Condividiamo la bellezza

LE MURA di ROMA

LE MURA di ROMA

 e 

LE PIANTE DEI CAPPERI

Le mura di Roma si sono sviluppate nel corso dei secoli, dalle origini della città fino al XVII secolo. Le Mura Serviane sono le prime mura di Roma del VI secolo a.C., fatte costruire da Tarquinio Prisco, secondo la tradizione, poi ampliate e dotate di un ampio fossato dal successore, Servio Tullio. Della Porta Fontinalis Oscura del IV secolo a.C. ve ne è una traccia nel giardino del Vittoriano a Piazza Venezia.

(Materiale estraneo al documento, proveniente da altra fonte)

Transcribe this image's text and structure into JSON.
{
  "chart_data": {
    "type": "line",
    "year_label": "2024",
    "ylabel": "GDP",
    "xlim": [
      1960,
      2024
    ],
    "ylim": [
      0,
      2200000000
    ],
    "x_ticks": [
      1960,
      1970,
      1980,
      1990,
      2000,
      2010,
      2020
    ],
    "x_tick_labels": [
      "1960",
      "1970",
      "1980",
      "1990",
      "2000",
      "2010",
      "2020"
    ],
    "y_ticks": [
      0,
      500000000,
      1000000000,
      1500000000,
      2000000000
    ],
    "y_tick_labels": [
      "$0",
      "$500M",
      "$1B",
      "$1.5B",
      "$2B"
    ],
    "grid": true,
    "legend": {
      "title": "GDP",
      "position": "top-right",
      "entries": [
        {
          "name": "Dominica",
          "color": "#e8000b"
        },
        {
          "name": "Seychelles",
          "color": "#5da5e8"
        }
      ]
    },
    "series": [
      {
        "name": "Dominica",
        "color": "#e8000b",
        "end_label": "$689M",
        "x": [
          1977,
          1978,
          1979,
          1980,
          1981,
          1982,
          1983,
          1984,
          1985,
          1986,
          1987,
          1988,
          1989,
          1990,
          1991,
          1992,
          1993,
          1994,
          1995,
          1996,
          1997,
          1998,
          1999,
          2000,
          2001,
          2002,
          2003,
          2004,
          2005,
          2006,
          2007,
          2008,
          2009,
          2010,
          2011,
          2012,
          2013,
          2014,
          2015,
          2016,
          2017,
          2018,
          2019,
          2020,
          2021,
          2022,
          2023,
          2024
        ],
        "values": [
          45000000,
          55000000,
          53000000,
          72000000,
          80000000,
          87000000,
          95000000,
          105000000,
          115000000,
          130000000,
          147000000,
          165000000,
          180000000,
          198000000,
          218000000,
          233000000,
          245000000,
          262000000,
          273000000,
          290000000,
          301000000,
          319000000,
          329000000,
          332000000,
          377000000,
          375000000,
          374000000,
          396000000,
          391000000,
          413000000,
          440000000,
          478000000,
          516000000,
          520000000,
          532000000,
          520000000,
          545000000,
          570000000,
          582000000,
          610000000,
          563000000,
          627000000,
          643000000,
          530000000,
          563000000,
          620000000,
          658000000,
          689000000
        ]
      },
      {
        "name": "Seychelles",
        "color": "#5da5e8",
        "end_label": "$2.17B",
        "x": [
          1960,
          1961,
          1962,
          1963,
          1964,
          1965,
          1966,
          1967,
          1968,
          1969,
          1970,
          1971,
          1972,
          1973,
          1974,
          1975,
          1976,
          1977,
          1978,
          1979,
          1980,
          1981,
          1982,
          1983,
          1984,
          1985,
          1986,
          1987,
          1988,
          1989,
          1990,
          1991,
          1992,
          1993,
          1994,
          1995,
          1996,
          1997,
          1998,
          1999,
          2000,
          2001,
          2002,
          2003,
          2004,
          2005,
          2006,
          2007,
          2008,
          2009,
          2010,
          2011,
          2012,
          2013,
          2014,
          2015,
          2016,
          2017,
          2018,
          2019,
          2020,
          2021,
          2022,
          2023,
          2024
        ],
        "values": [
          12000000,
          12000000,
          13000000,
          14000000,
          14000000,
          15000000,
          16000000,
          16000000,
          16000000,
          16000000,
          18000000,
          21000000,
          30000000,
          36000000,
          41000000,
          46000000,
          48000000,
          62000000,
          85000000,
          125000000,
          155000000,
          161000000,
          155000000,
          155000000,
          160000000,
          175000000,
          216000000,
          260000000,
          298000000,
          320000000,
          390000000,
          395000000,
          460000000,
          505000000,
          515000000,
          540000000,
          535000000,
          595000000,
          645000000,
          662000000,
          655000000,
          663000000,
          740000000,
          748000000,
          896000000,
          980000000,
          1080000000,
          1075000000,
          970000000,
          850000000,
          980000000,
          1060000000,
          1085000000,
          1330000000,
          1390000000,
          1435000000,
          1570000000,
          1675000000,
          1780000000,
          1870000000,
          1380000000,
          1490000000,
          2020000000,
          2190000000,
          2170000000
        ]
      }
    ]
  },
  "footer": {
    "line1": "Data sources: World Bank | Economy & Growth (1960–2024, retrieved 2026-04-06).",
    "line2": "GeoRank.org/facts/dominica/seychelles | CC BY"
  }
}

Tra queste mura, ogni anno si puo ammirare la fioritura delle piante di cappero che trovano tra le crepe di questi vecchi muri un habitat ideale. Verso il tramonto si sente il profumo dei capperi, spargersi nell’aria che nei mesi tra giugno e luglio sono all’apice della fioritura. 

 

Le mura Aureliane cingono in parte la città, oggi esistono solo per i due terzi, mentre quelle rinascimentali dei Papi si sono mantenute integre nel tempo. Non rimane quasi più traccia della primitiva cinta muraria descritta dallo storico Tacito negli Annales, costituita in gran parte da un "agger", o terrapieno, alto circa 6 metri con parti in muratura di cappellaccio, un tufo dell'area di Roma, sostituito da quello in tufo di grotta.

 I capperi sui muri dei monumenti della Capitale ci sono da sempre e così, quando arriva l’estate, non è raro vedere qualcuno arrampicato sulle mura a far scorte di profumi mediterranei per l’inverno.

Le mura sono soggette al degrado, molti i ciuffi di capperi che spuntano da ogni parte, da semplici ciuffi, a cascate di lunghi rami che scendono fino a terra.

Il cappero è un piccolo arbusto tipico della flora mediterranea, inizia la fioritura tra la fine di maggio e i primi di settembre, in questo periodo si effettua la raccolta dei boccioli, debbono essere raccolti il prima possibile, non appena germogliano: essi sono piccoli, duri e verdi, e hanno un sapore molto forte.

Il cappero è una pianta originaria dell'Asia minore e della Grecia, è molto diffusa negli ambienti mediterranei, dove cresce spontaneamente in terreni calcarei, scoscesi ed asciutti.

Se ne possono ammirare anche all’interno di orti monastici (come dentro la Basilica di Santa Croce in Gerusalemme) dove i muri di tufo arsi dal sole aiutano a mantenere il loro habitat.